Noch nie hat sich ein deutscher TV-Sender derart der Kreativität eines Einzelnen ausgeliefert. Knapp 16 Jahre lang füllt Stefan Raab das Showprogramm von ProSieben fast im Alleingang. Als er im Juni 2015 seinen Rückzug vom Fernsehen ankündigt, knickt die Aktie des börsennotierten Senders um 1,25 Prozent ein.
Proteste provoziert Stefan Raab in seiner Karriere ebenso reichlich wie er Fernseh- und Musikpreise einheimst. Lange wird er als dreist, platt und rücksichtslos gescholten. Aber Raab macht vor der Kamers nicht nur andere gekonnt zum Affen, sondern immer auch und vor allem sich selbst.
Großmaul von Viva und "TV Total"
Der gelernte Metzger, 1966 in Köln geboren, gründet Anfang der 1990er Jahre ein eigenes Musiklabel. Raab komponiert Jingles und produziert andere Künstler. Beim Sender Viva bekommt er 1993 erstmals eine Bühne für seine große Klappe, die das Multitalent weidlich nutzt.
Nach sechs Jahren "Vivasion" eröffnet Raab bei ProSieben seinen Gag- und Musikladen "TV total", in dem er genüsslich die Pannen anderer auskostet. Stars wie Chuck Berry, James Brown und Will Smith verführt er mit Chuzpe und Ukulele zu einzigartigen Interviews.
Raab erobert den ESC
Stefan Raab wird zum Dukatenesel für ProSieben. Er kreiert am laufenden Band mehr als 20 Showformate wie die "Wok-WM", Stockcar-Rennen, Turmspringen, Pokernächte und natürlich "Schlag den Raab". Die Show mit ihm als Kampfschwein wird in 18 Länder verkauft und bringt Raab 2011 einen Fünfjahresvertrag über 185 Millionen Euro ein.
"Ich mach nicht aus Scheiße Gold, da steckt schon Substanz dahinter", sagt Raab, als er 2010 mit Lena den Eurovision Song Contest gewinnt.

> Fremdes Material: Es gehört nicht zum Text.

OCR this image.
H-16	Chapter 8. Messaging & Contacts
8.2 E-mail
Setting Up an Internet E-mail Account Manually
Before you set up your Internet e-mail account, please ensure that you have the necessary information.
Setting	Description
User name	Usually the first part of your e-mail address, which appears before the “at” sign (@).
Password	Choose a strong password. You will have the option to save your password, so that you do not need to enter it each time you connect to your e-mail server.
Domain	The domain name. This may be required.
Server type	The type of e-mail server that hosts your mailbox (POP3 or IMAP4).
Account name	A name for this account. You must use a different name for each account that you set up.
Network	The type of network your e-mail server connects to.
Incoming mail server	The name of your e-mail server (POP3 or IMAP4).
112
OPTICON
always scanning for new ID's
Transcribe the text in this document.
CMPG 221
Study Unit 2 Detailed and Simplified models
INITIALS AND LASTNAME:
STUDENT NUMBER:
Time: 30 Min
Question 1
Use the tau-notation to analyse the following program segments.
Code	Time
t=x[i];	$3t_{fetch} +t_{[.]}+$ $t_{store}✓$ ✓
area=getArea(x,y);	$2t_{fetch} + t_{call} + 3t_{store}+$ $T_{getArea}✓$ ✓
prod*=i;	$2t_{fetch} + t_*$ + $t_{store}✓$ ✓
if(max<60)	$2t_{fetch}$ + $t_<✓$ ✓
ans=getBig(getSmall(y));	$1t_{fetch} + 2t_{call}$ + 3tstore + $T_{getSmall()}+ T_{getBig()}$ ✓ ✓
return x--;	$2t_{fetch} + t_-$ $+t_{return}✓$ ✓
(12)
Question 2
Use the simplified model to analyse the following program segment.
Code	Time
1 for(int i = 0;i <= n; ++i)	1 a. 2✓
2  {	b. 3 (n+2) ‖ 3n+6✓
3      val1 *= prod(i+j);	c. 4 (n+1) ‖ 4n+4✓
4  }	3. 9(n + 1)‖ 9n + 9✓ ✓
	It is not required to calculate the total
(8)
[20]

Zuvor hat er Guildo Horn und sich selbst in den Top-Ten des ESC platziert, danach auch noch Max Mutzke. Mit dem hippen "Hier kommt die Maus" landet Raab einen Hit bei Jung und Alt.
Privatleben abgeschottet
Die selbst ernannte "Killerplauze", lässt sich von Boxerin Regina Halmich aufs Maul hauen, schüttelt erfolgreiche Gaga-Hits scheinbar aus dem Ärmel und produziert Polit-Talks fürs junge Publikum. Doch am 19. Dezember 2015 macht der Multikönner seine Ankündigung tatsächlich wahr.
Nach der 55. Ausgabe von "Schlag den Raab" verschwindet Deutschlands außergewöhnlichster Entertainer von der Mattscheibe und ward nicht mehr gesehen. Hinter den Kulissen aber und hinter den blickdichten Mauern, die er um sein Privatleben errichtet hat, ist Stefan Raab als Produzent von TV-Shows weiter höchst aktiv.